The important thing here is that only the IP address of the modem is visible to the ISP. There could be one, five, or fifty computers sitting behind that modem, but to the ISP all that traffic would be coming from a single IP.
Let’s look now at a couple of cases in which child pornography might be requested by a machine behind an IP without the ISP customer’s knowledge:
- The WiFi Stealer: The customer is running a poorly-secured wireless access point. A neighbor looking to download child porn cracks the security and uses the access point to download the material.
- The Virus: A computer virus makes it on to one of the customer’s machines. It is programmed to fetch data from child porn websites and relay it to the virus creator.
Note that in both cases, the customer of the ISP and those living in his household wouldn’t even know their connection had been used to download child porn until they got the knock on the door. Aside from the thousands of families each year whose lives would be disrupted by purely mistaken prosecutions, setting this standard in law would make it possible to deliberately set people up to undergo a time-consuming and costly legal battle.
If that weren’t bad enough, the requirement to retain “identifying account data” is troublesome as well.
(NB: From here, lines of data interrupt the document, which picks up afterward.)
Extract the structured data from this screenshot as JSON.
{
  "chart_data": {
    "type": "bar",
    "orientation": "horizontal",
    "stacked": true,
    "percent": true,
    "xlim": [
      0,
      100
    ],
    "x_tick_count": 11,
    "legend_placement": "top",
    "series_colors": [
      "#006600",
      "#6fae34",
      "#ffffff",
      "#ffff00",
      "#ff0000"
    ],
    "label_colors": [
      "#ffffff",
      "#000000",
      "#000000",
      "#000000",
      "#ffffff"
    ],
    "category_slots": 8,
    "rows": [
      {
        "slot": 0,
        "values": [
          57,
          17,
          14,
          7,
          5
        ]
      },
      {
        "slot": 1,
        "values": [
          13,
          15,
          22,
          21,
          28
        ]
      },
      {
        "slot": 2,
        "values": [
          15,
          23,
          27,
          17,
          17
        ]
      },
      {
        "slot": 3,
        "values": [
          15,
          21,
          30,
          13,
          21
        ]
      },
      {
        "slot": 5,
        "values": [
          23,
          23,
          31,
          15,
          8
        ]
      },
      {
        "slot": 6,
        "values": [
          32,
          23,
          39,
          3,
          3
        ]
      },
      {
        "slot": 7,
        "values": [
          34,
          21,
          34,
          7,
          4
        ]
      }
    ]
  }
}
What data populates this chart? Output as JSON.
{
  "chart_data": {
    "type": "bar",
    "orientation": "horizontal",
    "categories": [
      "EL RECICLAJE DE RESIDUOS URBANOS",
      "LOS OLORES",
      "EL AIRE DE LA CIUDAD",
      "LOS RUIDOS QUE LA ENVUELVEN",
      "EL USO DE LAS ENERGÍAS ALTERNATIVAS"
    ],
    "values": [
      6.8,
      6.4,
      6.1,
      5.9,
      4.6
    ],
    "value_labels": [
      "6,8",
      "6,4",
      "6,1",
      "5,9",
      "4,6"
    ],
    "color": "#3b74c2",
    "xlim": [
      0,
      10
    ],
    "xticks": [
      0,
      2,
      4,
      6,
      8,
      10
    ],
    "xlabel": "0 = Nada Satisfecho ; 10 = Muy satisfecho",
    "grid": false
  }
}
What could be so bad about keeping the name of the customer for 18 months? Nothing, except keeping the name alone won’t do what the bill wants. As someone who’s designed software to match identities, I can say with certainty that in practice this requirement would force retention, at a minimum, of customer name, address, and date of birth. Most ISPs would probably go farther and retain a unique ID number such as a Social Security Number or a financial ID number such as a credit/debit card number or checking account number.
But wait a minute, you say. Don’t ISPs already have all this?
Yes, they do. Today, they are not required to relate the assigned IP addresses for the last 18 months to it. This requires storing the customer data in such a way that it can be related to the IP addresses, as well as being recalled later for use by law enforcement.
The simple fact of making it usable for law enforcement makes it less secure. The logs have to be linked to the customer accounts, meaning that the data is likely exposed to the internet. All the data has to be recalled as plain text, meaning that weaker encryption practices must be used. Even if everything is done perfectly right, an interface must be built to get the data out and to law enforcement, meaning that a bad actor inside an ISP has a ready-made portal to all sorts of personally-identifiable information.
Sounds pretty bad, right? It’s worse than you think. Corporate records are not subject to the same Fourth Amendment protections as individual records. Currently, to find out everything an ISP user is doing, law enforcement needs to prove its case and get a warrant. Under this bill, your internet activity would be pre-existing corporate records. No more warrants. Government wants to find out about your IP address, they subpoena the ISP for that record and they get information about you without having to prove a thing.
This bill is bad, folks. We need each of our readers to step up and contact your Representative and encourage them to say NO to this bill that treats all internet users as criminals.